Manuel Blum - Computer Science Department, UC Berkeley

Shafi Goldwasser - Laboratory for Computer Science, MIT

Crypto 84 - A Workshop on the Theory and Application of Cryptographic Techniques

 

This paper expands on the idea of probabilistic cryptography. The motivation behind probabilistic encryption is the ability for an adversary of a deterministic algorithm (such as RSA and Rabin) to compute partial information from the original message. A deterministic algorithm is one where a given input value will always produce the same output ciphertext. This property is held by both the RSA and Rabin cryptosystems.

A probabilistic encryption algorithm does not always produce the same output ciphertext. It produces a ciphertext that is one of a random set of possible ciphertexts for a given message. The goal of such algorithms is to provide polynomial security - a polynomial time adversary can not find one message m whose encodings he can distinguish from the encodings of a random message. In other words, an adversary gets no information from the ciphertext that aids in computing any portion of the cleartext.

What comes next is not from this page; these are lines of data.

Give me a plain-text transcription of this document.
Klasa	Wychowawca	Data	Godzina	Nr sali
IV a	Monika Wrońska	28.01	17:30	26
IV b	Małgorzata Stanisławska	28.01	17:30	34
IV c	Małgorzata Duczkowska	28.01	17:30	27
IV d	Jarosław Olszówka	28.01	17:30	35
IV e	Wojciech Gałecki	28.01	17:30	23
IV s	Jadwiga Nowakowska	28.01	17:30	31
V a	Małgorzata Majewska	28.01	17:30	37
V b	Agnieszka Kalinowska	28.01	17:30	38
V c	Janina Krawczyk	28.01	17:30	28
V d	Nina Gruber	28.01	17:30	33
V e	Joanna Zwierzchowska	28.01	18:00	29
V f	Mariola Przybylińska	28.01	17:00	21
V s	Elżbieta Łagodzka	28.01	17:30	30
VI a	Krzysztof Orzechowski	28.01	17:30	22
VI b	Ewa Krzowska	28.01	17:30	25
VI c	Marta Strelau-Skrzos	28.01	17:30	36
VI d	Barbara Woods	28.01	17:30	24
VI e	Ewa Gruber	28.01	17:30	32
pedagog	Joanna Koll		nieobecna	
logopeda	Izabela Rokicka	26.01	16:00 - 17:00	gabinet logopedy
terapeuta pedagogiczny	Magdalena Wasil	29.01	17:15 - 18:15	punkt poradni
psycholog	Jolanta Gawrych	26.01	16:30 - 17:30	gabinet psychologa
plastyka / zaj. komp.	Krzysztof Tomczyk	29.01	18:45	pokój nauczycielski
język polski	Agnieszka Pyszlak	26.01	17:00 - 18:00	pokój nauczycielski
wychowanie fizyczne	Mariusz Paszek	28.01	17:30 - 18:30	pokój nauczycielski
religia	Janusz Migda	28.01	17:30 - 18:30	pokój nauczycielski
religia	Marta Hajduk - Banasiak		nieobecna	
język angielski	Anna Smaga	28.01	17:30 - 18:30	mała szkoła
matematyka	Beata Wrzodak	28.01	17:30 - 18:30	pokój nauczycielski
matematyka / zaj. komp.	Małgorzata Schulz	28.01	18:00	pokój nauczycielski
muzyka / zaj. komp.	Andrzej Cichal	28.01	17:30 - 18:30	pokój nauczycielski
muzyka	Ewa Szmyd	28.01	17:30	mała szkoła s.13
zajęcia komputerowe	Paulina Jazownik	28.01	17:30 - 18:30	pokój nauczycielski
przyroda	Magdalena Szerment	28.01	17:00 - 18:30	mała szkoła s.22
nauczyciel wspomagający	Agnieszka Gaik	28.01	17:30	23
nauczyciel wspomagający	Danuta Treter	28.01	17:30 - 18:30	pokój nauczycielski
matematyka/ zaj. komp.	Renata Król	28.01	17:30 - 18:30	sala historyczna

Previous schemes which accomplished polynomial security were computed in a bit-by-bit fashion, which was very inefficient. This paper aimed to combine the efficiency of RSA and Rabin with the polynomial security of probabilistic algorithms. The computational cost for transforming an l-bit long cleartext into an (l + k)-bit long ciphertext is O(lk2/log k) for encryption and O(k3) + O(lk2/log k) for decryption. The value k is the security parameter. If the length of the message l < k the scheme is at least as fast as RSA or Rabin, and when l > k it is slightly faster. In both cases it adds the security of no partial information being able to be computed.

The algorithm given in this paper uses the notion of a cryptographically strong pseudo-random bit (CSPRB) generator. The CSPRB generator takes as input a k-bit random seed and produces as output a kt-bit sequence, where t > 0 is fixed. The generator produces as output, high quality pseudo-random sequences of numbers where, if the k bit seed is unknown, the sequence of numbers cannot be distinguished from truly random sequences of the same length by any statistical test which runs in polynomial in k time.

To send an l-bit message m,

    1. Obtain an l-bit output from a CSPRB generator, using a k-bit random input seed S.
    2. Take the bitwise exclusive-or of the message m against the l-bit CSPRB output sequence: this is the ciphertext C.
    3. Send the result of the exclusive-or C, along with a public-key encryption of S.

The recipient can decrypt the message by,

    1. Decrypt the seed S using the private key.
    2. Obtain the correct l-bit CSPRB output sequence using S.
    3. Take the bitwise exclusive-or of the l-bit CSPRB output sequence with the ciphertext C, to get m.